Great. And any final thoughts that we want to leave with?
No, I think actually one of the final thoughts, whenever we put out our survey for state and local governments protected under the project, like we got some interesting kind of information from one of the participants.
And like, as we kind of go into a lot of these elections, as I said, like election officials are really worried about the physical security side.
And one of the participants said that like, they want people to remember that like election officials are also citizens and residents in their community, and they strive to have safe, free and fair elections.
So it's really one of those things of like, election time is like a time for everybody to get together and figure out like, what's the best way to kind of promote democracy and like, also recognizing that like election officials are citizens as well.
I think it's something that was really telling whenever I kind of start, I talk with state and local governments.
So that was an interesting kind of way to end the survey that we had for a lot of these participants.
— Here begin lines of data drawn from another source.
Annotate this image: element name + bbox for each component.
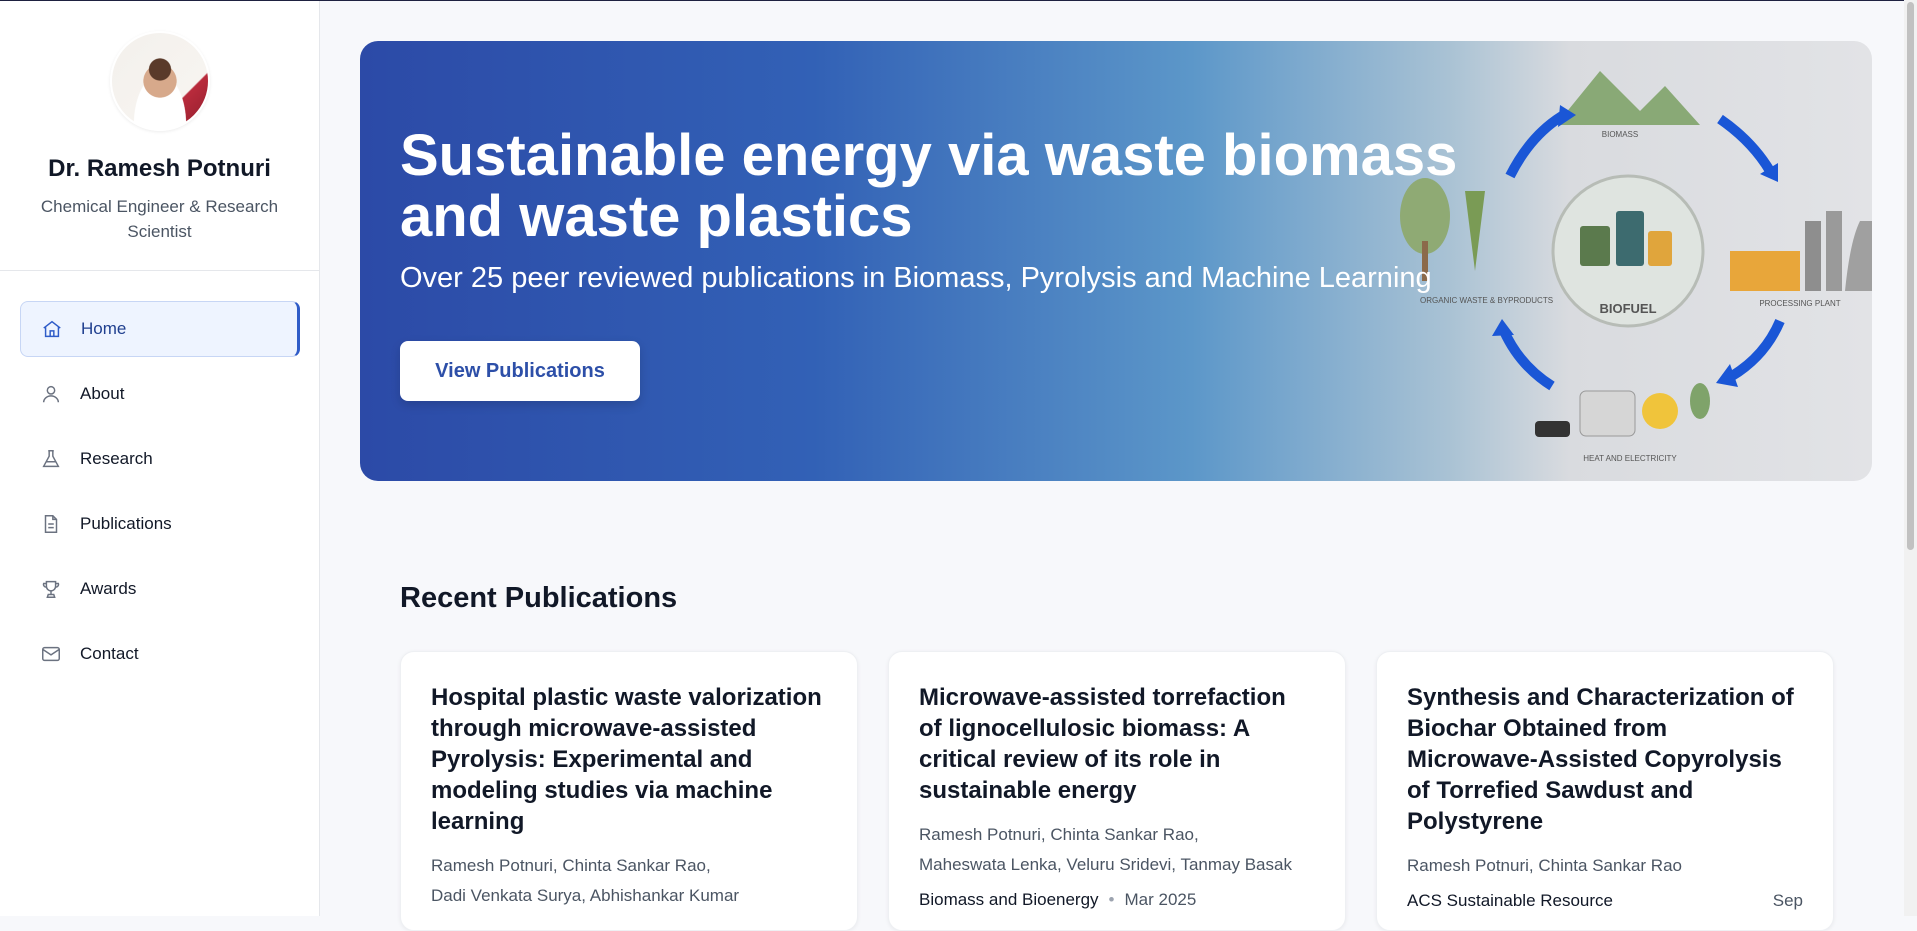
view-publications-button[interactable]: View Publications: [400, 341, 640, 401]
sidebar-item-about[interactable]: About: [20, 366, 300, 422]
trophy-icon: [42, 580, 60, 598]
hero-subtitle: Over 25 peer reviewed publications in Bi…: [400, 262, 1432, 294]
publication-card[interactable]: Synthesis and Characterization of Biocha…: [1376, 651, 1834, 931]
flask-icon: [42, 450, 60, 468]
publication-date: Sep: [1772, 891, 1803, 910]
publication-meta: ACS Sustainable Resource Sep: [1407, 891, 1803, 911]
svg-text:PROCESSING PLANT: PROCESSING PLANT: [1759, 299, 1840, 308]
svg-text:BIOFUEL: BIOFUEL: [1599, 301, 1656, 316]
sidebar-item-research[interactable]: Research: [20, 431, 300, 487]
authors-line: Maheswata Lenka, Veluru Sridevi, Tanmay …: [919, 855, 1292, 874]
scrollbar-thumb[interactable]: [1907, 2, 1914, 550]
publication-title[interactable]: Synthesis and Characterization of Biocha…: [1407, 682, 1803, 837]
publication-title[interactable]: Hospital plastic waste valorization thro…: [431, 682, 827, 837]
publication-meta: Biomass and Bioenergy • Mar 2025: [919, 890, 1315, 910]
authors-line: Dadi Venkata Surya, Abhishankar Kumar: [431, 886, 740, 905]
sidebar-item-awards[interactable]: Awards: [20, 561, 300, 617]
hero-title: Sustainable energy via waste biomass and…: [400, 123, 1458, 249]
profile-name: Dr. Ramesh Potnuri: [48, 155, 271, 182]
hero-banner: BIOMASS BIOFUEL ORGANIC WASTE & BYPRODUC…: [360, 41, 1872, 481]
svg-text:ORGANIC WASTE & BYPRODUCTS: ORGANIC WASTE & BYPRODUCTS: [1420, 296, 1553, 305]
home-icon: [43, 320, 61, 338]
sidebar: Dr. Ramesh Potnuri Chemical Engineer & R…: [0, 1, 320, 916]
publication-title[interactable]: Microwave-assisted torrefaction of ligno…: [919, 682, 1315, 806]
authors-line: Ramesh Potnuri, Chinta Sankar Rao,: [431, 856, 711, 875]
authors-line: Ramesh Potnuri, Chinta Sankar Rao: [1407, 856, 1682, 875]
publication-date: Mar 2025: [1124, 890, 1197, 909]
profile-subtitle: Chemical Engineer & Research Scientist: [40, 197, 279, 241]
mail-icon: [42, 646, 60, 662]
sidebar-nav: Home About Research Publications Awards …: [20, 301, 300, 691]
publication-card[interactable]: Hospital plastic waste valorization thro…: [400, 651, 858, 931]
sidebar-item-label: Contact: [80, 644, 139, 663]
sidebar-item-label: Research: [80, 449, 153, 468]
svg-text:BIOMASS: BIOMASS: [1602, 130, 1638, 139]
sidebar-item-contact[interactable]: Contact: [20, 626, 300, 682]
publication-authors: Ramesh Potnuri, Chinta Sankar Rao, Dadi …: [431, 851, 827, 911]
publication-card[interactable]: Microwave-assisted torrefaction of ligno…: [888, 651, 1346, 931]
sidebar-item-label: Publications: [80, 514, 172, 533]
document-icon: [44, 515, 58, 533]
sidebar-item-label: Home: [81, 319, 127, 338]
publication-authors: Ramesh Potnuri, Chinta Sankar Rao: [1407, 851, 1803, 881]
page-scrollbar[interactable]: [1904, 0, 1917, 916]
journal-name: Biomass and Bioenergy: [919, 890, 1099, 909]
biofuel-cycle-illustration: BIOMASS BIOFUEL ORGANIC WASTE & BYPRODUC…: [1400, 71, 1872, 463]
user-icon: [42, 385, 60, 403]
svg-text:HEAT AND ELECTRICITY: HEAT AND ELECTRICITY: [1583, 454, 1677, 463]
separator-dot: •: [1108, 890, 1115, 909]
authors-line: Ramesh Potnuri, Chinta Sankar Rao,: [919, 825, 1199, 844]
recent-publications-heading: Recent Publications: [400, 582, 678, 614]
sidebar-item-label: Awards: [80, 579, 137, 598]
sidebar-item-publications[interactable]: Publications: [20, 496, 300, 552]
profile-section: Dr. Ramesh Potnuri Chemical Engineer & R…: [0, 1, 319, 271]
publication-authors: Ramesh Potnuri, Chinta Sankar Rao, Mahes…: [919, 820, 1315, 880]
sidebar-item-label: About: [80, 384, 125, 403]
journal-name: ACS Sustainable Resource: [1407, 891, 1614, 910]
sidebar-item-home[interactable]: Home: [20, 301, 300, 357]
avatar: [110, 31, 210, 131]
But I'm excited for like many of the elections in 2024. And if there's any like nonprofits that work in voting rights or state and local governments or political campaigns that kind of need help from Cloudflare, I definitely recommend reaching out to our team because we're really happy to help.
That's great.
Thank you very much for closing with this call to action for everybody listening.
So thanks again for joining me today. And well, all the best with the election.
Let's hope that this year is gonna, is gonna bring some some good change for everybody in the world.
And with that, I think, goodbye, everybody.
Yeah, definitely. Thanks so much. Bye. Bye.